The Changing Nature of Information
What is information? Where do we get it? Whom do we trust as a source? How is it communicated?
These are very basic, fundamental questions to which the answers provide a moving target for communicators. I can remember trying to find news on Operation Desert Storm, and that I could count on my fingers the number of media outlets from which to obtain such information. Compare that to today – In just 20 years, the nature of information has made a complete evolution from being a scarce commodity to an abundant, competitive consumer product.
The number and types of information sources available today are both unprecedented and exciting. PR flaks used to sit around the metaphorical pickle barrel with newsmen and women and decided what the public would know the following day. Today, news organizations are constantly scrambling in the 24-hour news cycle in order to compete with the blogosphere and user-driven social feeds.
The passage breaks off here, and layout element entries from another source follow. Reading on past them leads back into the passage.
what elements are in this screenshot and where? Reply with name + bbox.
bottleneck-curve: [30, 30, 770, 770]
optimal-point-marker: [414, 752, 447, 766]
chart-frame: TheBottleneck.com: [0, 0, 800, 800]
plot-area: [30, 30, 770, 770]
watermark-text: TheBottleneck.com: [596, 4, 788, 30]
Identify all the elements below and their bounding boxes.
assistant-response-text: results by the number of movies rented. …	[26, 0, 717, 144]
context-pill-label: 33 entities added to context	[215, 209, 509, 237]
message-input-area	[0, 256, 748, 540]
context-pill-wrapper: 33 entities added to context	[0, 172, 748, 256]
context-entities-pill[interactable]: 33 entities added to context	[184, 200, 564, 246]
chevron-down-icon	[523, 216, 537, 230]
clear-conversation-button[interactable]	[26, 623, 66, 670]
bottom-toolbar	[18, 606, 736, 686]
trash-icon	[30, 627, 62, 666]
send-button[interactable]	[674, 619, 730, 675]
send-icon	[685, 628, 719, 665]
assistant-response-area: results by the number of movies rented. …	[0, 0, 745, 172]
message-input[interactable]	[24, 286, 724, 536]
And instead of waiting for a radio or newspaper to cover a topic of interest, consumers simply Google the topic for instant information.
For communicators, the evolution of information has completely transformed the basic premise of our profession: how to communicate a strategic message to a target audience. The answer to that question used to be simple: cozy up to the news industry and spoon-feed your audience by getting a placement in one of the limited number of available information outlets. Today, it means realizing that consumers have control over what information they are exposed to, navigating the complex market for information, and creating an appeal that will entice your audience to consume your information.
In today’s dynamic information age, where the consumer is in control, are you changing the way you communicate with your audience?